I had joined the team when I was to assist Ernst Kris in another project which grew out of his interest in the magic power of art—a study of the history and function of caricature—while Otto Kurz was meanwhile to collect material on a major work relating to the prohibition of images in various religions and cultures. Naturally I was deeply moved to see how cordially the two had mentioned me at the end of their Preface to this book, though I really cannot remember having made any contribution to their ideas or research. What I do remember was the zest and pleasure which pervaded the atmosphere whenever I visited them after their joint sessions. There was much laughter and mutual banter as Kris would tell me about some out-of-the-way lore Kurz had got hold of, without wanting to incorporate it because enough was enough. Nor can I ever forget the deep concern which Kris showed for his younger collaborators which led him to find positions for us in the days overshadowed by the rise of Hitler.
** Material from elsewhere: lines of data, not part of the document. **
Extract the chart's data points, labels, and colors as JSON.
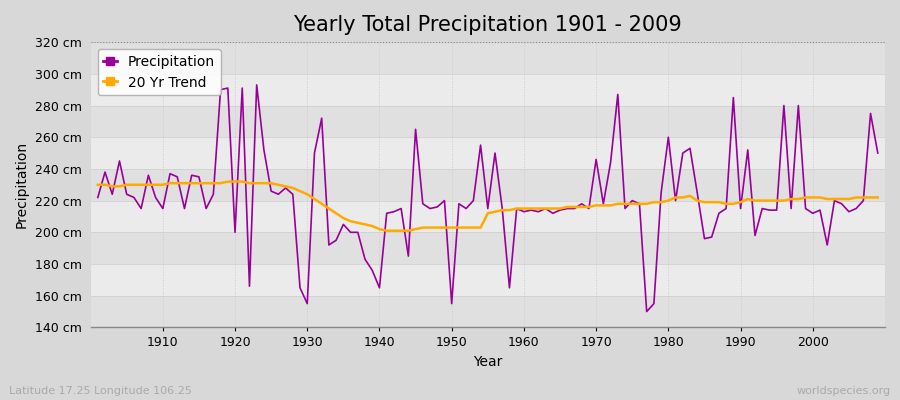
{
  "title": "Yearly Total Precipitation 1901 - 2009",
  "xlabel": "Year",
  "ylabel": "Precipitation",
  "years": [
    1901,
    1902,
    1903,
    1904,
    1905,
    1906,
    1907,
    1908,
    1909,
    1910,
    1911,
    1912,
    1913,
    1914,
    1915,
    1916,
    1917,
    1918,
    1919,
    1920,
    1921,
    1922,
    1923,
    1924,
    1925,
    1926,
    1927,
    1928,
    1929,
    1930,
    1931,
    1932,
    1933,
    1934,
    1935,
    1936,
    1937,
    1938,
    1939,
    1940,
    1941,
    1942,
    1943,
    1944,
    1945,
    1946,
    1947,
    1948,
    1949,
    1950,
    1951,
    1952,
    1953,
    1954,
    1955,
    1956,
    1957,
    1958,
    1959,
    1960,
    1961,
    1962,
    1963,
    1964,
    1965,
    1966,
    1967,
    1968,
    1969,
    1970,
    1971,
    1972,
    1973,
    1974,
    1975,
    1976,
    1977,
    1978,
    1979,
    1980,
    1981,
    1982,
    1983,
    1984,
    1985,
    1986,
    1987,
    1988,
    1989,
    1990,
    1991,
    1992,
    1993,
    1994,
    1995,
    1996,
    1997,
    1998,
    1999,
    2000,
    2001,
    2002,
    2003,
    2004,
    2005,
    2006,
    2007,
    2008,
    2009
  ],
  "precipitation": [
    222,
    238,
    224,
    245,
    224,
    222,
    215,
    236,
    222,
    215,
    237,
    235,
    215,
    236,
    235,
    215,
    224,
    290,
    291,
    200,
    291,
    166,
    293,
    252,
    226,
    224,
    228,
    224,
    165,
    155,
    250,
    272,
    192,
    195,
    205,
    200,
    200,
    183,
    176,
    165,
    212,
    213,
    215,
    185,
    265,
    218,
    215,
    216,
    220,
    155,
    218,
    215,
    220,
    255,
    215,
    250,
    215,
    165,
    215,
    213,
    214,
    213,
    215,
    212,
    214,
    215,
    215,
    218,
    215,
    246,
    218,
    244,
    287,
    215,
    220,
    218,
    150,
    155,
    225,
    260,
    220,
    250,
    253,
    225,
    196,
    197,
    212,
    215,
    285,
    215,
    252,
    198,
    215,
    214,
    214,
    280,
    215,
    280,
    215,
    212,
    214,
    192,
    220,
    218,
    213,
    215,
    220,
    275,
    250
  ],
  "trend": [
    230,
    230,
    229,
    229,
    230,
    230,
    230,
    230,
    230,
    230,
    231,
    231,
    231,
    231,
    231,
    231,
    231,
    231,
    232,
    232,
    232,
    231,
    231,
    231,
    231,
    230,
    229,
    228,
    226,
    224,
    221,
    218,
    215,
    212,
    209,
    207,
    206,
    205,
    204,
    202,
    201,
    201,
    201,
    201,
    202,
    203,
    203,
    203,
    203,
    203,
    203,
    203,
    203,
    203,
    212,
    213,
    214,
    214,
    215,
    215,
    215,
    215,
    215,
    215,
    215,
    216,
    216,
    216,
    216,
    217,
    217,
    217,
    218,
    218,
    218,
    218,
    218,
    219,
    219,
    220,
    222,
    222,
    223,
    220,
    219,
    219,
    219,
    218,
    218,
    219,
    221,
    220,
    220,
    220,
    220,
    220,
    221,
    221,
    222,
    222,
    222,
    221,
    221,
    221,
    221,
    222,
    222,
    222,
    222
  ],
  "ylim": [
    140,
    320
  ],
  "yticks": [
    140,
    160,
    180,
    200,
    220,
    240,
    260,
    280,
    300,
    320
  ],
  "fig_bg_color": "#d8d8d8",
  "plot_bg_color": "#e8e8e8",
  "plot_bg_color2": "#d0d0d8",
  "precip_color": "#990099",
  "trend_color": "#ffaa00",
  "vgrid_color": "#bbbbbb",
  "hgrid_color": "#cccccc",
  "title_fontsize": 15,
  "label_fontsize": 10,
  "tick_fontsize": 9,
  "footer_left": "Latitude 17.25 Longitude 106.25",
  "footer_right": "worldspecies.org"
}
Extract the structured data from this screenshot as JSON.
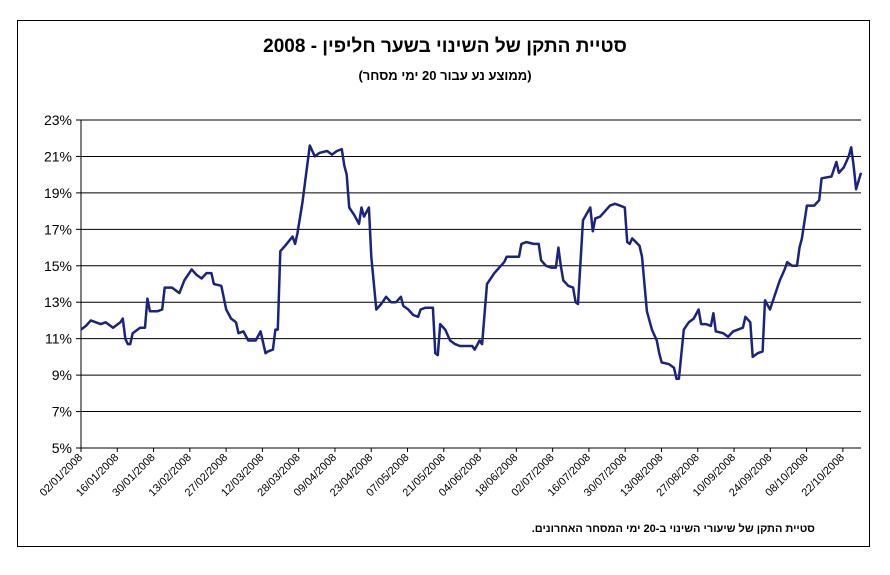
{
  "chart_data": {
    "type": "line",
    "title": "סטיית התקן של השינוי בשער חליפין - 2008",
    "subtitle": "(ממוצע נע עבור 20 ימי מסחר)",
    "footnote": "סטיית התקן של שיעורי השינוי ב-20 ימי המסחר האחרונים.",
    "ylim": [
      5,
      23
    ],
    "y_ticks": [
      "5%",
      "7%",
      "9%",
      "11%",
      "13%",
      "15%",
      "17%",
      "19%",
      "21%",
      "23%"
    ],
    "x_ticks": [
      "02/01/2008",
      "16/01/2008",
      "30/01/2008",
      "13/02/2008",
      "27/02/2008",
      "12/03/2008",
      "28/03/2008",
      "09/04/2008",
      "23/04/2008",
      "07/05/2008",
      "21/05/2008",
      "04/06/2008",
      "18/06/2008",
      "02/07/2008",
      "16/07/2008",
      "30/07/2008",
      "13/08/2008",
      "27/08/2008",
      "10/09/2008",
      "24/09/2008",
      "08/10/2008",
      "22/10/2008"
    ],
    "grid": true,
    "line_color": "#1a237e",
    "series": [
      {
        "values": [
          [
            0,
            11.5
          ],
          [
            2,
            11.7
          ],
          [
            4,
            12.0
          ],
          [
            6,
            11.9
          ],
          [
            8,
            11.8
          ],
          [
            10,
            11.9
          ],
          [
            13,
            11.6
          ],
          [
            16,
            11.9
          ],
          [
            17,
            12.1
          ],
          [
            18,
            11.0
          ],
          [
            19,
            10.7
          ],
          [
            20,
            10.7
          ],
          [
            21,
            11.3
          ],
          [
            24,
            11.6
          ],
          [
            26,
            11.6
          ],
          [
            27,
            13.2
          ],
          [
            28,
            12.5
          ],
          [
            31,
            12.5
          ],
          [
            33,
            12.6
          ],
          [
            34,
            13.8
          ],
          [
            37,
            13.8
          ],
          [
            40,
            13.5
          ],
          [
            42,
            14.2
          ],
          [
            45,
            14.8
          ],
          [
            47,
            14.5
          ],
          [
            49,
            14.3
          ],
          [
            51,
            14.6
          ],
          [
            53,
            14.6
          ],
          [
            54,
            14.0
          ],
          [
            57,
            13.9
          ],
          [
            59,
            12.6
          ],
          [
            61,
            12.1
          ],
          [
            63,
            11.9
          ],
          [
            64,
            11.3
          ],
          [
            66,
            11.4
          ],
          [
            68,
            10.9
          ],
          [
            71,
            10.9
          ],
          [
            73,
            11.4
          ],
          [
            75,
            10.2
          ],
          [
            76,
            10.3
          ],
          [
            78,
            10.4
          ],
          [
            79,
            11.5
          ],
          [
            80,
            11.5
          ],
          [
            81,
            15.8
          ],
          [
            83,
            16.1
          ],
          [
            86,
            16.6
          ],
          [
            87,
            16.2
          ],
          [
            88,
            16.8
          ],
          [
            90,
            18.5
          ],
          [
            93,
            21.6
          ],
          [
            95,
            21.0
          ],
          [
            97,
            21.2
          ],
          [
            100,
            21.3
          ],
          [
            102,
            21.1
          ],
          [
            104,
            21.3
          ],
          [
            106,
            21.4
          ],
          [
            107,
            20.5
          ],
          [
            108,
            20.0
          ],
          [
            109,
            18.2
          ],
          [
            111,
            17.8
          ],
          [
            113,
            17.3
          ],
          [
            114,
            18.2
          ],
          [
            115,
            17.7
          ],
          [
            117,
            18.2
          ],
          [
            118,
            15.5
          ],
          [
            120,
            12.6
          ],
          [
            122,
            12.9
          ],
          [
            124,
            13.3
          ],
          [
            126,
            13.0
          ],
          [
            128,
            13.0
          ],
          [
            130,
            13.3
          ],
          [
            131,
            12.8
          ],
          [
            133,
            12.6
          ],
          [
            135,
            12.3
          ],
          [
            137,
            12.2
          ],
          [
            138,
            12.6
          ],
          [
            140,
            12.7
          ],
          [
            143,
            12.7
          ],
          [
            144,
            10.2
          ],
          [
            145,
            10.1
          ],
          [
            146,
            11.8
          ],
          [
            148,
            11.5
          ],
          [
            150,
            10.9
          ],
          [
            152,
            10.7
          ],
          [
            154,
            10.6
          ],
          [
            157,
            10.6
          ],
          [
            159,
            10.6
          ],
          [
            160,
            10.4
          ],
          [
            162,
            10.9
          ],
          [
            163,
            10.7
          ],
          [
            165,
            14.0
          ],
          [
            168,
            14.6
          ],
          [
            170,
            14.9
          ],
          [
            172,
            15.2
          ],
          [
            173,
            15.5
          ],
          [
            178,
            15.5
          ],
          [
            179,
            16.2
          ],
          [
            181,
            16.3
          ],
          [
            184,
            16.2
          ],
          [
            186,
            16.2
          ],
          [
            187,
            15.3
          ],
          [
            189,
            15.0
          ],
          [
            191,
            14.9
          ],
          [
            193,
            14.9
          ],
          [
            194,
            16.0
          ],
          [
            195,
            15.0
          ],
          [
            196,
            14.2
          ],
          [
            198,
            13.9
          ],
          [
            200,
            13.8
          ],
          [
            201,
            13.0
          ],
          [
            202,
            12.9
          ],
          [
            204,
            17.5
          ],
          [
            207,
            18.2
          ],
          [
            208,
            16.9
          ],
          [
            209,
            17.6
          ],
          [
            211,
            17.7
          ],
          [
            213,
            18.0
          ],
          [
            215,
            18.3
          ],
          [
            217,
            18.4
          ],
          [
            219,
            18.3
          ],
          [
            221,
            18.2
          ],
          [
            222,
            16.3
          ],
          [
            223,
            16.2
          ],
          [
            224,
            16.5
          ],
          [
            227,
            16.1
          ],
          [
            228,
            15.5
          ],
          [
            230,
            12.5
          ],
          [
            232,
            11.5
          ],
          [
            234,
            10.9
          ],
          [
            235,
            10.2
          ],
          [
            236,
            9.7
          ],
          [
            239,
            9.6
          ],
          [
            241,
            9.4
          ],
          [
            242,
            8.8
          ],
          [
            243,
            8.8
          ],
          [
            245,
            11.5
          ],
          [
            247,
            11.9
          ],
          [
            249,
            12.1
          ],
          [
            251,
            12.6
          ],
          [
            252,
            11.8
          ],
          [
            254,
            11.8
          ],
          [
            256,
            11.7
          ],
          [
            257,
            12.4
          ],
          [
            258,
            11.4
          ],
          [
            261,
            11.3
          ],
          [
            263,
            11.1
          ],
          [
            265,
            11.4
          ],
          [
            267,
            11.5
          ],
          [
            269,
            11.6
          ],
          [
            270,
            12.2
          ],
          [
            272,
            11.9
          ],
          [
            273,
            10.0
          ],
          [
            275,
            10.2
          ],
          [
            277,
            10.3
          ],
          [
            278,
            13.1
          ],
          [
            280,
            12.6
          ],
          [
            282,
            13.4
          ],
          [
            284,
            14.2
          ],
          [
            286,
            14.8
          ],
          [
            287,
            15.2
          ],
          [
            289,
            15.0
          ],
          [
            291,
            15.0
          ],
          [
            292,
            16.0
          ],
          [
            293,
            16.5
          ],
          [
            295,
            18.3
          ],
          [
            298,
            18.3
          ],
          [
            300,
            18.6
          ],
          [
            301,
            19.8
          ],
          [
            305,
            19.9
          ],
          [
            307,
            20.7
          ],
          [
            308,
            20.1
          ],
          [
            310,
            20.4
          ],
          [
            312,
            21.0
          ],
          [
            313,
            21.5
          ],
          [
            314,
            20.5
          ],
          [
            315,
            19.2
          ],
          [
            317,
            20.1
          ]
        ]
      }
    ]
  }
}
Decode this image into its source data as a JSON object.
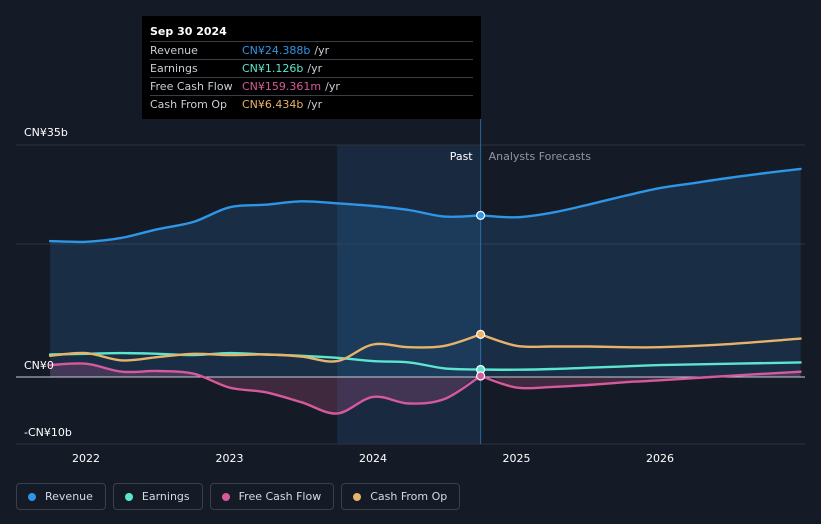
{
  "tooltip": {
    "date": "Sep 30 2024",
    "rows": [
      {
        "label": "Revenue",
        "value": "CN¥24.388b",
        "unit": "/yr",
        "color": "#2f95e6"
      },
      {
        "label": "Earnings",
        "value": "CN¥1.126b",
        "unit": "/yr",
        "color": "#5ce5cf"
      },
      {
        "label": "Free Cash Flow",
        "value": "CN¥159.361m",
        "unit": "/yr",
        "color": "#d65a9b"
      },
      {
        "label": "Cash From Op",
        "value": "CN¥6.434b",
        "unit": "/yr",
        "color": "#e7b36a"
      }
    ]
  },
  "legend": [
    {
      "label": "Revenue",
      "color": "#2f95e6"
    },
    {
      "label": "Earnings",
      "color": "#5ce5cf"
    },
    {
      "label": "Free Cash Flow",
      "color": "#d65a9b"
    },
    {
      "label": "Cash From Op",
      "color": "#e7b36a"
    }
  ],
  "chart_data": {
    "type": "line",
    "title": "",
    "xlabel": "",
    "ylabel": "",
    "ylim": [
      -10,
      35
    ],
    "xlim": [
      2021.6,
      2026.98
    ],
    "y_tick_labels": [
      {
        "value": 35,
        "label": "CN¥35b"
      },
      {
        "value": 0,
        "label": "CN¥0"
      },
      {
        "value": -10,
        "label": "-CN¥10b"
      }
    ],
    "x_tick_labels": [
      {
        "value": 2022,
        "label": "2022"
      },
      {
        "value": 2023,
        "label": "2023"
      },
      {
        "value": 2024,
        "label": "2024"
      },
      {
        "value": 2025,
        "label": "2025"
      },
      {
        "value": 2026,
        "label": "2026"
      }
    ],
    "divider": {
      "x": 2024.75,
      "past_label": "Past",
      "forecast_label": "Analysts Forecasts"
    },
    "highlight_x": [
      2023.75,
      2024.75
    ],
    "series": [
      {
        "name": "Revenue",
        "color": "#2f95e6",
        "area": true,
        "points": [
          [
            2021.75,
            20.5
          ],
          [
            2022.0,
            20.4
          ],
          [
            2022.25,
            21.0
          ],
          [
            2022.5,
            22.3
          ],
          [
            2022.75,
            23.4
          ],
          [
            2023.0,
            25.6
          ],
          [
            2023.25,
            26.0
          ],
          [
            2023.5,
            26.5
          ],
          [
            2023.75,
            26.2
          ],
          [
            2024.0,
            25.8
          ],
          [
            2024.25,
            25.2
          ],
          [
            2024.5,
            24.2
          ],
          [
            2024.75,
            24.388
          ],
          [
            2025.0,
            24.1
          ],
          [
            2025.25,
            24.8
          ],
          [
            2025.5,
            26.0
          ],
          [
            2025.75,
            27.3
          ],
          [
            2026.0,
            28.5
          ],
          [
            2026.25,
            29.3
          ],
          [
            2026.5,
            30.1
          ],
          [
            2026.75,
            30.8
          ],
          [
            2026.98,
            31.4
          ]
        ]
      },
      {
        "name": "Earnings",
        "color": "#5ce5cf",
        "area": false,
        "points": [
          [
            2021.75,
            3.4
          ],
          [
            2022.0,
            3.5
          ],
          [
            2022.25,
            3.6
          ],
          [
            2022.5,
            3.5
          ],
          [
            2022.75,
            3.3
          ],
          [
            2023.0,
            3.6
          ],
          [
            2023.25,
            3.4
          ],
          [
            2023.5,
            3.2
          ],
          [
            2023.75,
            2.9
          ],
          [
            2024.0,
            2.4
          ],
          [
            2024.25,
            2.2
          ],
          [
            2024.5,
            1.3
          ],
          [
            2024.75,
            1.126
          ],
          [
            2025.0,
            1.1
          ],
          [
            2025.25,
            1.2
          ],
          [
            2025.5,
            1.4
          ],
          [
            2025.75,
            1.6
          ],
          [
            2026.0,
            1.8
          ],
          [
            2026.5,
            2.0
          ],
          [
            2026.98,
            2.2
          ]
        ]
      },
      {
        "name": "Free Cash Flow",
        "color": "#d65a9b",
        "area": true,
        "points": [
          [
            2021.75,
            1.8
          ],
          [
            2022.0,
            2.0
          ],
          [
            2022.25,
            0.8
          ],
          [
            2022.5,
            0.9
          ],
          [
            2022.75,
            0.5
          ],
          [
            2023.0,
            -1.6
          ],
          [
            2023.25,
            -2.3
          ],
          [
            2023.5,
            -3.8
          ],
          [
            2023.75,
            -5.5
          ],
          [
            2024.0,
            -3.0
          ],
          [
            2024.25,
            -4.0
          ],
          [
            2024.5,
            -3.3
          ],
          [
            2024.75,
            0.159
          ],
          [
            2025.0,
            -1.6
          ],
          [
            2025.25,
            -1.5
          ],
          [
            2025.5,
            -1.2
          ],
          [
            2025.75,
            -0.8
          ],
          [
            2026.0,
            -0.5
          ],
          [
            2026.5,
            0.2
          ],
          [
            2026.98,
            0.8
          ]
        ]
      },
      {
        "name": "Cash From Op",
        "color": "#e7b36a",
        "area": false,
        "points": [
          [
            2021.75,
            3.2
          ],
          [
            2022.0,
            3.6
          ],
          [
            2022.25,
            2.5
          ],
          [
            2022.5,
            3.0
          ],
          [
            2022.75,
            3.5
          ],
          [
            2023.0,
            3.3
          ],
          [
            2023.25,
            3.4
          ],
          [
            2023.5,
            3.1
          ],
          [
            2023.75,
            2.4
          ],
          [
            2024.0,
            4.9
          ],
          [
            2024.25,
            4.5
          ],
          [
            2024.5,
            4.7
          ],
          [
            2024.75,
            6.434
          ],
          [
            2025.0,
            4.7
          ],
          [
            2025.25,
            4.6
          ],
          [
            2025.5,
            4.6
          ],
          [
            2025.75,
            4.5
          ],
          [
            2026.0,
            4.5
          ],
          [
            2026.5,
            5.0
          ],
          [
            2026.98,
            5.8
          ]
        ]
      }
    ]
  }
}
Our mutual friendships outlasted exile. Ernst Kris, after a stay in England, settled in New York to become the respected authority on psychoanalytic theory and an admired teacher till his death in 1957. Kurz, on the recommendation of Kris, had joined the Warburg Institute, to which this book is dedicated, and after its emigration from Hamburg to London he remained there throughout his life as the indispensable librarian and scholarly oracle of that institution of learning. He died in 1975, having revised this book for a second edition by bringing the bibliography up to date and adding a number of footnotes.